Although “Haggadic” notices or comments appear not unfrequently in the exclusively legal section of the Pentateuch, they belong more especially to those Scriptures which treat of history, narrative, and teaching—including, of course, the prophetic writings. In the first instance the “Haggadic” Midrash confined itself to the simple exposition of the Scripture text, but it very soon developed into comments of a very varied nature, not unfrequently into homilies inculcating religious truths and moral maxims, into disquisitions on the past and future glories of Israel; roughly speaking, the “Haggadah” on a passage or section of the canonical Scriptures endeavoured, by penetrating beneath the mere literal sense, to arrive at the spirit of the Scripture in question. In the Talmud (Sanhedrim Treatise) it has been well compared to a hammer which awakens the slumbering sparks of a rock.
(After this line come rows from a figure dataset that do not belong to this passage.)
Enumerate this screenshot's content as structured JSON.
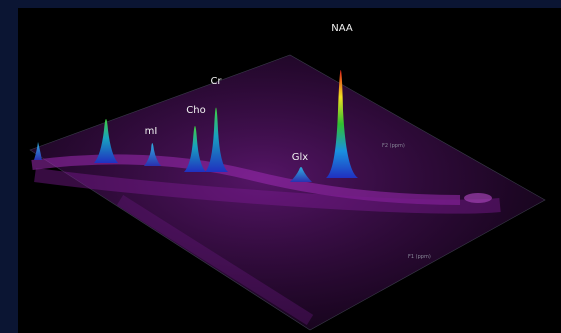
{
  "peaks": [
    {
      "label": "NAA"
    },
    {
      "label": "Cr"
    },
    {
      "label": "Cho"
    },
    {
      "label": "mI"
    },
    {
      "label": "Glx"
    }
  ],
  "axes": {
    "f2": "F2 (ppm)",
    "f1": "F1 (ppm)"
  }
}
Legendary additions, of course, form an important part of the Haggadah, but these ancient traditions or legends by no means, as some suppose, constitute the bulk of this vast and wonderful commentary on the canonical or acknowledged Scriptures.
Among the sources where we find this curious Biblical literature which has been a very important link in the Talmud chain which has been the great bond of union of the scattered Jewish race for so many centuries, of course primarily must be reckoned the Mishnah and the two Gemaras, the Palestinian and the Babylonian, which constitute the Talmud. Here are found many of those “Haggadic” comments which naturally are regarded with the deepest reverence, as they have received the seal of approval of the doctors of the great Academies of Sura, Pumbaditha, and Tiberias, who flourished in the early centuries of the Christian era.
But there are “Haggadic” notices of great antiquity and in still larger numbers preserved in writings which form the non-canonical Mishnah, works subsidiary and auxiliary to the Mishnah proper, some of which even date from the second and third century or even earlier, and have ever possessed among the learned Jews a very high authority. For example, in the Targums (Targumim) are very many pieces of an “Haggadic” nature, not a few evidently of a remote antiquity and of the highest interest.
It is, of course, impossible in the limits of such a brief sketch of so vast a subject to give any adequate illustration of this vast collection of Haggadah; we will simply quote two or three examples taken from the Palestine Targum on the Torah on the Book of Deuteronomy, where the original text is expanded by words of tradition or legend, by homiletics, by words of teaching, of comfort and encouragement.
From the Palestine Targum on the Torah (Deuteronomy chap, xxxiii.). “And he (Moses) said: The Lord was revealed at Sinai to give the law unto His people of Beth Israel, and the splendour of the glory of His Shekinah arose from Gebal to give itself to the sons of Esau; but they received it not. It shined forth in majesty and glory from Mount Pharan, to give itself to the sons of Ishmael; but they received it not. It returned and revealed itself in holiness unto His people of Israel, and with Him ten thousand times ten thousand holy angels. He wrote with His own right hand, and gave them His law and His commandments, out of the flaming fire.”
“And he saw at the beginning that a place had been prepared there for a sepulchre, a place strewn with precious stones and pearls, where Mosheh the prophet, the scribe of Israel, was to be hidden, (who) as he went in and out at the head of the people in this world, so will he go in and out in the world to come; because he wrought righteousness before the Lord, and taught the orders of the judgments to the sons of Israel.”